I’ve made no secret of my opinion that Greg Ballard has been an unfortunate mayor–a nice enough guy who assumed office mostly because the incumbent ran a terrible campaign, and whose total lack of background and understanding of what the job requires has allowed him to be “managed” by insiders who’ve been making out like bandits.

He may win re-election (although I wouldn’t bet any real money on that possibility), but I have to wonder about his campaign’s decision to hit Melina Kennedy for decisions made by Bart Peterson. I’ve seen several ads now that essentially say “When she was Deputy Mayor, X happened and X was bad. She was responsible for X. Vote Ballard.”

Granted, in the Ballard Administration the current Deputy Mayor (who actually can define “urban” and “governance”) has been the prime mover of policy, but in most administrations, Deputy Mayors take their marching orders from the guy who won the election. They may be consulted–especially in matters where they have expertise–but they certainly don’t set policy.When I was in City Hall, the two Deputy Mayors disagreed with decisions made by the Mayor on several occasions. They communicated their opinions to the Mayor, and (appropriately) supported his policies publicly.
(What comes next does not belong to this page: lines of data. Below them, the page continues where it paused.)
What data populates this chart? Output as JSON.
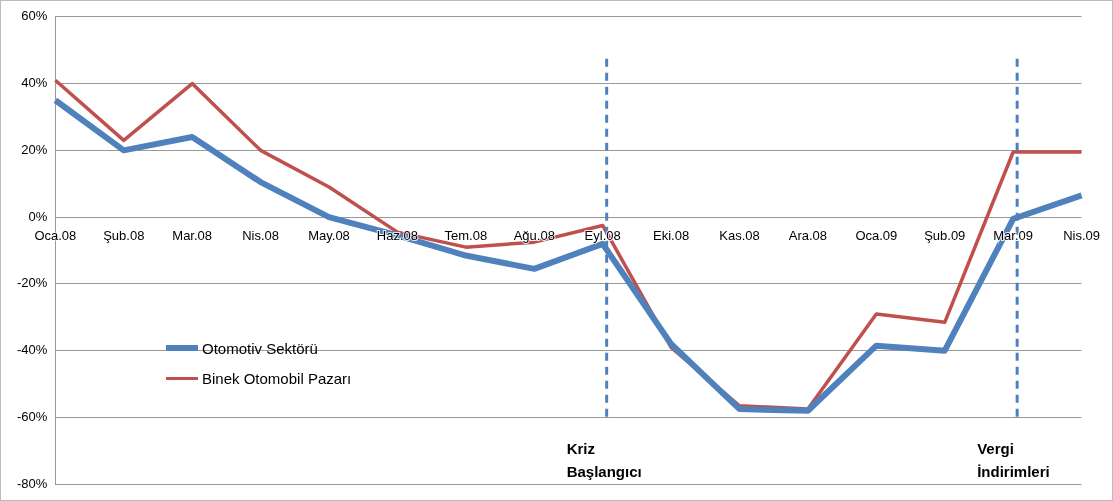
{
  "chart_data": {
    "type": "line",
    "categories": [
      "Oca.08",
      "Şub.08",
      "Mar.08",
      "Nis.08",
      "May.08",
      "Haz.08",
      "Tem.08",
      "Ağu.08",
      "Eyl.08",
      "Eki.08",
      "Kas.08",
      "Ara.08",
      "Oca.09",
      "Şub.09",
      "Mar.09",
      "Nis.09"
    ],
    "series": [
      {
        "name": "Otomotiv Sektörü",
        "color": "#4f81bd",
        "values": [
          35,
          20,
          24,
          10.5,
          0,
          -5.5,
          -11.5,
          -15.5,
          -8,
          -38,
          -57.5,
          -58,
          -38.5,
          -40,
          -0.5,
          6.5
        ]
      },
      {
        "name": "Binek Otomobil Pazarı",
        "color": "#c0504d",
        "values": [
          41,
          23,
          40,
          20,
          9,
          -4.5,
          -9,
          -7.5,
          -2.5,
          -39,
          -56.5,
          -57.5,
          -29,
          -31.5,
          19.5,
          19.5
        ]
      }
    ],
    "ylim": [
      -80,
      60
    ],
    "yticks": [
      {
        "value": -80,
        "label": "-80%"
      },
      {
        "value": -60,
        "label": "-60%"
      },
      {
        "value": -40,
        "label": "-40%"
      },
      {
        "value": -20,
        "label": "-20%"
      },
      {
        "value": 0,
        "label": "0%"
      },
      {
        "value": 20,
        "label": "20%"
      },
      {
        "value": 40,
        "label": "40%"
      },
      {
        "value": 60,
        "label": "60%"
      }
    ],
    "grid": "y",
    "legend": "left",
    "marker": "none",
    "line_style": "solid",
    "ref_lines": [
      {
        "axis": "x",
        "value": "Eyl.08",
        "label": "Kriz\nBaşlangıcı",
        "color": "#4f81bd",
        "line_style": "dashed"
      },
      {
        "axis": "x",
        "value": "Mar.09",
        "label": "Vergi\nİndirimleri",
        "color": "#4f81bd",
        "line_style": "dashed"
      }
    ]
  }
}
Deputy Mayors are assigned specific areas and tasked with implementing policy in those areas. If they do a poor job, it is certainly fair to criticize that performance, but trying to blame them for things their boss decided–or worse, for things that “happened” while their boss was in office, as they do in one of these commercials–is just silly.

Wouldn’t you expect that the people airing these campaign ads know that? Wouldn’t you think they’d expect voters to understand it?

Obviously, the folks doing Ballard’s ads don’t think we know that. They also don’t think we understand that tax rates–which Ballard’s ads tell us have “gone down during the Ballard Administration”–are determined by the Indiana General Assembly, and not by the Mayor, who deserves neither praise nor blame for the coincidence.

Granted, I am biased in this race, and further granted, I follow all these issues for a living and as a result, I’m probably more familiar with the way government works than most folks. But I find it difficult to believe that most voters don’t understand who calls the shots in an administration, and I find these ads offensive–not because they are negative (both candidates have run very negative ads), but because they assume that we voters are too stupid to know who does what.

Maybe they’re right. In which case, we are really in trouble.